Emirates Kurangi A380 ke Bali, Ini Alasan dan Sikap Otoritas Indonesia

Denpasar – Berkurangnya penggunaan pesawat superjumbo Airbus A380 oleh Emirates pada rute Bali memicu sorotan, terutama setelah muncul dugaan adanya peran otoritas penerbangan Indonesia dalam keputusan maskapai asal Uni Emirat Arab tersebut.
Informasi ini pertama kali mencuat dari laporan One Mile At A Time yang mengutip Simple Flying, sebagaimana dilansir detik. Emirates disebut tidak lagi mengoperasikan Airbus A380 ke Bali dan menggantinya dengan Boeing 777-300ER yang memiliki kapasitas penumpang lebih kecil.
Perbedaan kapasitas kedua pesawat tersebut cukup mencolok. Airbus A380 mampu menampung hingga 615 kursi dengan dua kelas non-first class, sementara Boeing 777-300ER hanya memiliki 421 kursi, atau sekitar sepertiga lebih sedikit.
Emirates mulai mengoperasikan Airbus A380 ke Bali sejak Juni 2023 dan sejak itu penerbangan nyaris berlangsung setiap hari. Data Cirium Diio, platform analisis penerbangan, menunjukkan frekuensi penggunaan A380 bahkan sempat mencapai dua kali sehari pada September dan Oktober 2024.
Namun, data FlightRadar24 mencatat pesawat A380 terakhir kali digunakan Emirates ke Bali pada 16 Januari. Jadwal yang diajukan maskapai ke Cirium memang menunjukkan ketiadaan A380 setelah tanggal tersebut. Meski demikian, terdapat rencana bahwa pesawat ini akan kembali melayani rute Indonesia pada 25 Februari, meski jadwal tersebut masih berpotensi berubah.
Dalam pernyataannya di forum Asosiasi Penerbangan Indonesia, Direktur Jenderal Perhubungan Udara Lukman F. Laisa mengungkapkan adanya tiga hal yang diharapkan agar Emirates dapat terus mengoperasikan A380 ke Bali.
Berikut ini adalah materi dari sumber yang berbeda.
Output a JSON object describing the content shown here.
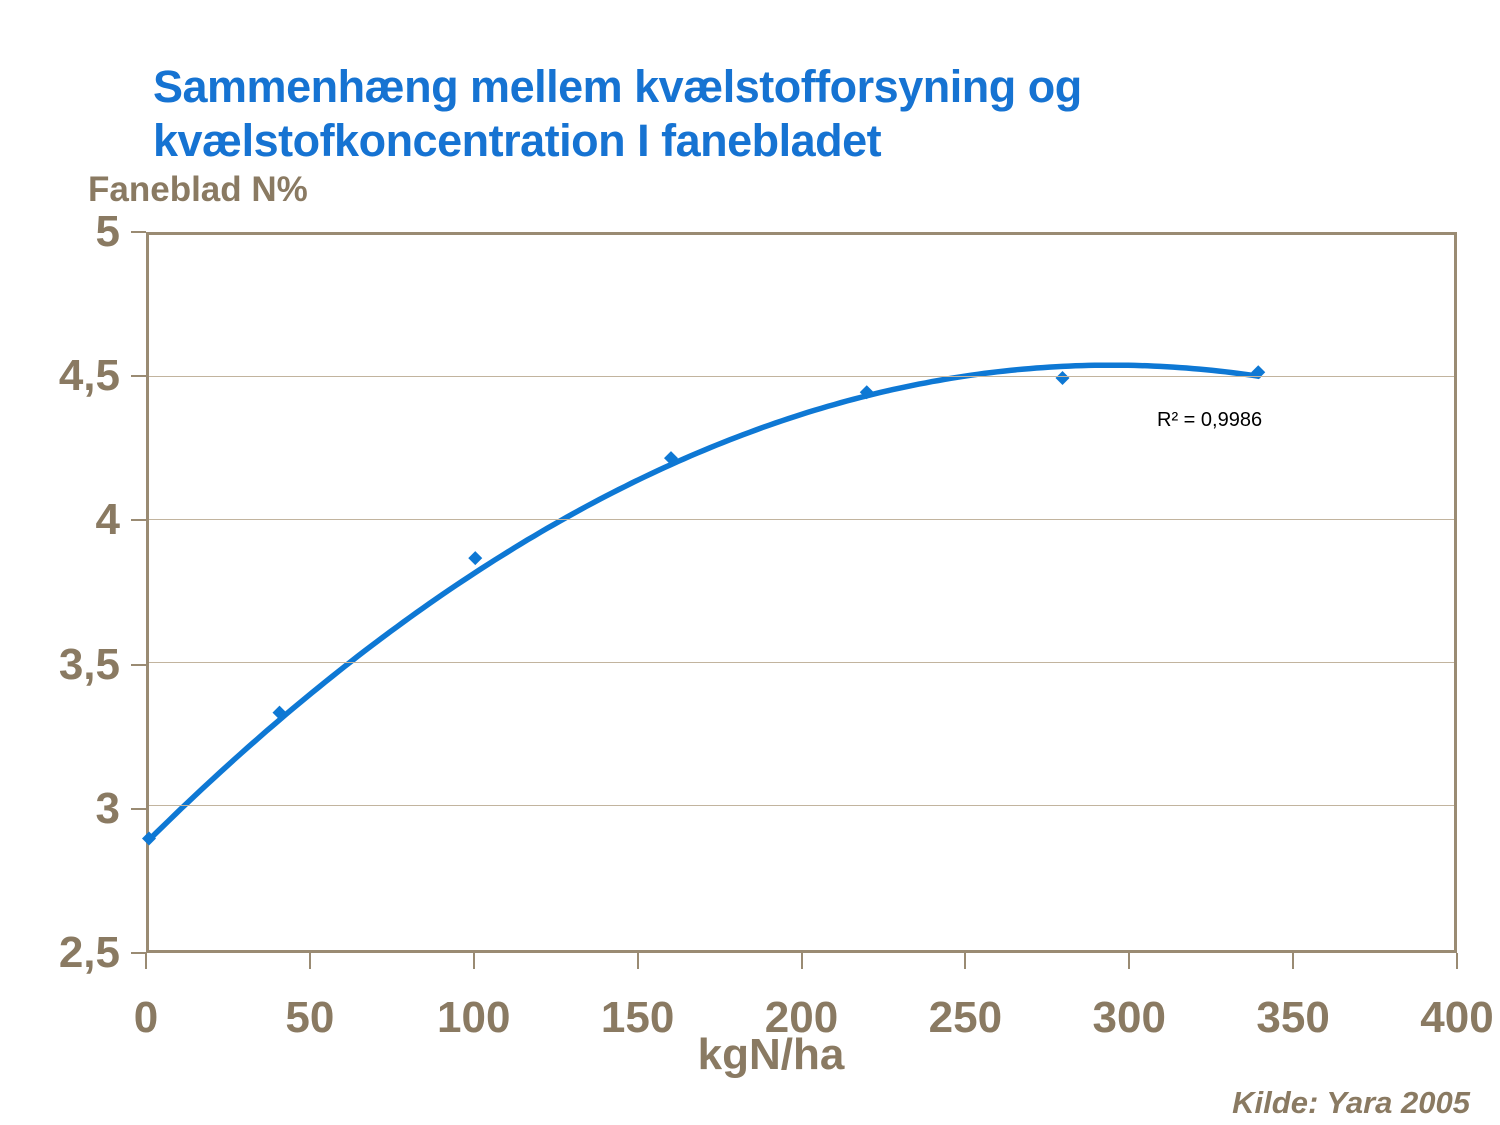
{
  "title": {
    "line1": "Sammenhæng mellem kvælstofforsyning og",
    "line2": "kvælstofkoncentration I fanebladet"
  },
  "y_axis_title": "Faneblad N%",
  "x_axis_title": "kgN/ha",
  "annotation_r2": "R² = 0,9986",
  "source": "Kilde: Yara 2005",
  "colors": {
    "title_blue": "#1673D2",
    "series_blue": "#0E78D4",
    "axis_text_brown": "#8A7A62",
    "plot_border": "#9A8B73",
    "gridline": "#C2B49E",
    "annotation_black": "#000000"
  },
  "chart_data": {
    "type": "scatter",
    "title": "Sammenhæng mellem kvælstofforsyning og kvælstofkoncentration I fanebladet",
    "xlabel": "kgN/ha",
    "ylabel": "Faneblad N%",
    "xlim": [
      0,
      400
    ],
    "ylim": [
      2.5,
      5
    ],
    "grid": "horizontal",
    "legend": "none",
    "x": [
      0,
      40,
      100,
      160,
      220,
      280,
      340
    ],
    "y": [
      2.89,
      3.33,
      3.87,
      4.22,
      4.45,
      4.5,
      4.52
    ],
    "marker": "diamond",
    "trendline": {
      "type": "polynomial-2",
      "a": 2.885,
      "b": 0.011254,
      "c": -1.9075e-05,
      "x_min": 0,
      "x_max": 340,
      "r2": "0,9986"
    },
    "x_tick_values": [
      0,
      50,
      100,
      150,
      200,
      250,
      300,
      350,
      400
    ],
    "x_tick_labels": [
      "0",
      "50",
      "100",
      "150",
      "200",
      "250",
      "300",
      "350",
      "400"
    ],
    "y_tick_values": [
      5,
      4.5,
      4,
      3.5,
      3,
      2.5
    ],
    "y_tick_labels": [
      "5",
      "4,5",
      "4",
      "3,5",
      "3",
      "2,5"
    ]
  }
}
Pertama, pembangunan fasilitas perawatan, perbaikan, dan perombakan pesawat atau MRO di Indonesia. Kedua, peningkatan perekrutan pilot serta awak kabin asal Indonesia, termasuk untuk rute penerbangan ke Tanah Air. Ketiga, adanya penambahan rute Emirates ke kota lain di Indonesia selain Bali dan Jakarta.
Sikap tersebut dinilai tidak lazim oleh Simple Flying. Media itu menilai jarang terjadi sebuah negara membatasi penggunaan jenis pesawat tertentu tanpa alasan keselamatan. Dalam laporannya, Simple Flying menyebut, “Ini adalah kasus luar biasa ketika suatu negara memblokir penggunaan jenis pesawat tertentu, dengan asumsi tidak ada masalah keselamatan, yang jelas tidak ada di sini.”
Bahkan, Indonesia disebut bersikap sempit mengingat Bali sangat bergantung pada arus wisatawan. Namun, tudingan tersebut dibantah otoritas bandara. Kepala Divisi Komunikasi dan Hukum Bandara Denpasar, Gede Eka Sandi Asmadi, menegaskan bahwa tidak ada larangan bagi Emirates untuk mengoperasikan A380 ke Bali.
Menurutnya, penarikan sementara pesawat berbadan besar itu lebih disebabkan faktor musiman. Ia menyebut saat ini terjadi penurunan permintaan penumpang sehingga maskapai menyesuaikan kapasitas penerbangan dengan kondisi musim sepi.